Happy New Year Marvin family! I hope that your year has started off well and that you are anticipating many good things in 2021. Have you thought about growth goals for the new year? From what I have been reading, the making of resolutions is not as popular as it once was in the past.

According to a survey conducted by Opinion Corporation of Princeton, New Jersey, only 45 percent of Americans still make New Year’s resolutions. This is down 50 percent from a higher 88 percent from earlier times. The drop in this familiar practice can be attributed to the fact that many Americans do not find success with their resolutions. The findings from the survey itself seem to support this. For example, only 8 percent of Americans stated that they had regular success achieving their goals, 49 percent had “infrequent success” while 24 percent answered that they never had success. This represents a lot of unfulfilled promises.

One of the other interesting findings in the survey was that there was no “happiness correlation” found between resolution making and the goal achievement. In other words, reaching personal goals does not guarantee happiness, and happy people are not always goal achievers. Interesting.

Does that mean that we should not make specific measurable goals for our lives? What about those who are beginning the year making the commitment to join other Marvin members in reading the entire Bible in 2021? What about commitments to attend worship or a class, develop spiritual growth plans or make a new Christian friendship? All these are admirable and worthy of our best efforts.

In goal setting, good counsel is to place yourself and your habits upon an intentional pathway directed towards a desired goal committing to stay on the pathway, even if, at times, you find yourself wandering off course. Most importantly, the “happiness correlation,” I believe, is found when God is connected to the pathway.

Borrowing an idea from innovation consultant, author, and speaker Stephen Shapiro, another way to approach growth for the coming year is to choose one or two words to describe an attribute you desire to embrace more fully. For example, you might choose “servant” or “prayerful” or “devoted.” These broad themes offer a general direction in which you seek to grow. Maybe these words need to be placed on a post-it note where you see them often.

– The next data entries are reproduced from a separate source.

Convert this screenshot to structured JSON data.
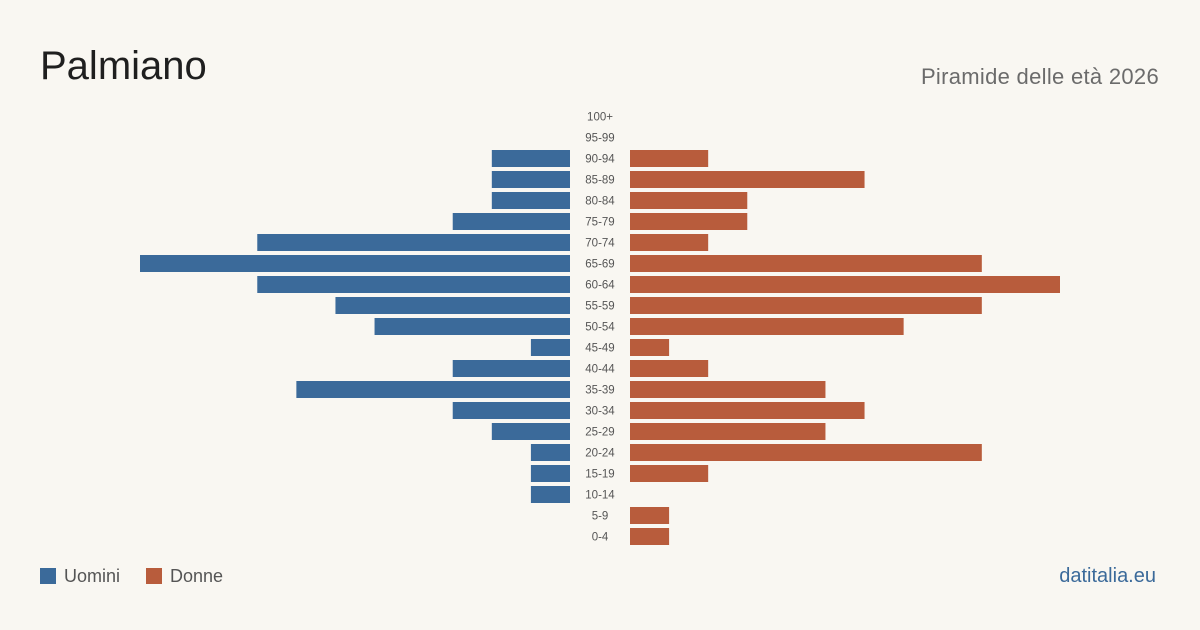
{
  "header": {
    "title": "Palmiano",
    "subtitle": "Piramide delle età 2026"
  },
  "legend": {
    "male_label": "Uomini",
    "female_label": "Donne"
  },
  "footer": {
    "source": "datitalia.eu"
  },
  "colors": {
    "male": "#3b6a9a",
    "female": "#b85c3c"
  },
  "chart_data": {
    "type": "bar",
    "orientation": "horizontal-pyramid",
    "categories": [
      "100+",
      "95-99",
      "90-94",
      "85-89",
      "80-84",
      "75-79",
      "70-74",
      "65-69",
      "60-64",
      "55-59",
      "50-54",
      "45-49",
      "40-44",
      "35-39",
      "30-34",
      "25-29",
      "20-24",
      "15-19",
      "10-14",
      "5-9",
      "0-4"
    ],
    "series": [
      {
        "name": "Uomini",
        "values": [
          0,
          0,
          2,
          2,
          2,
          3,
          8,
          11,
          8,
          6,
          5,
          1,
          3,
          7,
          3,
          2,
          1,
          1,
          1,
          0,
          0
        ]
      },
      {
        "name": "Donne",
        "values": [
          0,
          0,
          2,
          6,
          3,
          3,
          2,
          9,
          11,
          9,
          7,
          1,
          2,
          5,
          6,
          5,
          9,
          2,
          0,
          1,
          1
        ]
      }
    ],
    "xlim": [
      0,
      11
    ]
  }
}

I am thinking about trying Shapiro’s idea this year: placing two words before me and asking the Holy Spirit to help me grow towards their greater definition of my life.

Making commitments, even if not called resolutions, has a Biblical mooring. In Luke 14:28-30, Jesus asked, “Which of you, desiring to build a tower, does not first sit down and count the cost, whether he has enough to complete it? Otherwise, when he has laid a foundation and is not able to finish, all will see it and begin to mock him, saying, “This man began to build and was not able to finish.”

Our lives are under lifetime spiritual construction that requires time and resources for the Lord to complete His good work. From the parable above, we see that planning is an important part of the process as well as finishing the work. What are the plans that God has for your growth this year? I look forward to celebrating that “He who began a good work in you will bring it to completion, until the day that Christ returns” (Philippians 1:6).

As we begin this new year, it is important to note that on Dec. 7, 2020, the Administrative Council unanimously voted to adopt Marvin’s Strategic Plan. The Strategic Leadership Team, introduced at the meeting, has begun the work of planning the implementation. In the February edition of MarvinLife more information will be shared. Like all of us, Marvin Church is still under construction. Welcome to the new year!